Purpose: The purpose of this article is to introduce a newly developed confocal in vivo slit-scanning microscope for continuous recording and real-time imaging of the various corneal subsegments of the patient's eye with high microscopical resolution and adequate contrast.
Methods: One-dimensional confocal slit-scanning videomicroscopy of the human cornea was performed with an instrument mainly consisting of a scanning module, an image-intensifier video camera, a video monitor, and a synchronization unit for matching optical scan and video cycle with respect to frequency and phase. Light intensity or fluorescence intensity profiles through the cornea could be obtained by microphotometric recording of part of the imaging light. An immersion contact technique using an isotonic tear replacement liquid with thixotropic properties avoids any mechanical contact between the front lens of the microscope objective and the corneal surface.

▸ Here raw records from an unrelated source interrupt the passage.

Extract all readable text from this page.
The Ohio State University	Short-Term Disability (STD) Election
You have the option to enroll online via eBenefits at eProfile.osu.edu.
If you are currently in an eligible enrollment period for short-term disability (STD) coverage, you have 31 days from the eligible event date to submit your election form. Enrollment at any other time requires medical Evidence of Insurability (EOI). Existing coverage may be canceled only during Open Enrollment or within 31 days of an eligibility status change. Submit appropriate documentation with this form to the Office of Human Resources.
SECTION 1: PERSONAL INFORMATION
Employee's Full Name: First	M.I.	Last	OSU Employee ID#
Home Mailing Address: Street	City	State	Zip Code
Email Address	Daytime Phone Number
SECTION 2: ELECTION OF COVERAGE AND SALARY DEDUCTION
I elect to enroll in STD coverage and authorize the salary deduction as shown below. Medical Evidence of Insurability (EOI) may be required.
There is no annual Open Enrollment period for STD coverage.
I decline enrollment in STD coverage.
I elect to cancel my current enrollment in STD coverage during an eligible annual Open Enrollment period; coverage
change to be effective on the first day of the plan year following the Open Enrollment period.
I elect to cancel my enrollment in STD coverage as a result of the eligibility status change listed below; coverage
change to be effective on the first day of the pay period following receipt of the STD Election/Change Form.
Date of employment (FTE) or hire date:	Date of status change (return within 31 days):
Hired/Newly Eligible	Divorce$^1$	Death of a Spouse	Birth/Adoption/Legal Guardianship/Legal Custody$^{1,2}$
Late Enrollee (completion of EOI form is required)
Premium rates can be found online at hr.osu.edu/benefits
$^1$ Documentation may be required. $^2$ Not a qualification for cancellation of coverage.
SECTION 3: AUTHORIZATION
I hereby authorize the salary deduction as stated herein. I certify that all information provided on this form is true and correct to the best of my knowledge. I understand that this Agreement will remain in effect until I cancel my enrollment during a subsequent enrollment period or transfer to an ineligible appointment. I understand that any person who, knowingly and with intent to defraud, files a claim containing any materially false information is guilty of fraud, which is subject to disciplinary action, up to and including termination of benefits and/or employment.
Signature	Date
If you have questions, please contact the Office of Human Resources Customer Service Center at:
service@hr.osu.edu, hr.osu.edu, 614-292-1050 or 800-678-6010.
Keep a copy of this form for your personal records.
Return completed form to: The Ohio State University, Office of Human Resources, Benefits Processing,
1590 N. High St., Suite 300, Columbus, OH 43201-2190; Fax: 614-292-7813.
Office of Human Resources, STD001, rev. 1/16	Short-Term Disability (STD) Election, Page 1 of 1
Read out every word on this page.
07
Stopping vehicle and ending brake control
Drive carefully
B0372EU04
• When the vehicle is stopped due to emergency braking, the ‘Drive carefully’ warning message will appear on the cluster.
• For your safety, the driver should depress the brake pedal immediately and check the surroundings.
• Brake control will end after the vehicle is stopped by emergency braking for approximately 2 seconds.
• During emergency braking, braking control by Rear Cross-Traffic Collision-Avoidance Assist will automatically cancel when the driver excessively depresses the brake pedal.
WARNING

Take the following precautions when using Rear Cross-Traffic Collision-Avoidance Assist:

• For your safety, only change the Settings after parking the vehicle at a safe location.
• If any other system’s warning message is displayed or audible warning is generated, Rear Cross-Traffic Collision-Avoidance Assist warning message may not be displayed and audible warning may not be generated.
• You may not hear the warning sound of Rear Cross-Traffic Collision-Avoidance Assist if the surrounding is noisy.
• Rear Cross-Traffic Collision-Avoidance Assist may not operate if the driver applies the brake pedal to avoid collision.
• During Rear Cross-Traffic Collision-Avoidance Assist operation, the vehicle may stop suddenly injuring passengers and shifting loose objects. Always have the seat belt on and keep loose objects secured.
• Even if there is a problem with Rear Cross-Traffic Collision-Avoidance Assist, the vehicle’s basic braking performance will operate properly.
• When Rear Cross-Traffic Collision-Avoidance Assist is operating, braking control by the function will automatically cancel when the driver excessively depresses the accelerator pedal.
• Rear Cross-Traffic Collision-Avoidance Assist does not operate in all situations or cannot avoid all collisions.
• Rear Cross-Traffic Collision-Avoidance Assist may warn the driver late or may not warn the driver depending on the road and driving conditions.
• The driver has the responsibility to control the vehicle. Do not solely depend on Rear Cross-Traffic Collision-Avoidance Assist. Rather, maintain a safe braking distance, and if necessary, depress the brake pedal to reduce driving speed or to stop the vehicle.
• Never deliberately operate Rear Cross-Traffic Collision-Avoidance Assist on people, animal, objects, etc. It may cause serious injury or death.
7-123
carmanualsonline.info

Results: In normal human eyes, the corneal micromorphology could be made visible with satisfactory lateral and axial resolution and with good contrast. The separately focussed sections of the cornea showed the endothelial cells, the superficial, intermediary, and basal cells of the epithelium, as well as stromal keratocytes and nerves. Even in eyes with significant corneal opacities resulting from corneal edema, the endothelial pathology could be imaged with sufficient contrast.
Conclusion: The in vivo slit-scanning videomicroscopy offers real-time noninvasive and noncontact serial imaging of corneal subsegments with resolution and imaging contrast. Thus, an important step toward using confocal scanning microscopy for corneal diagnosis seems to be done.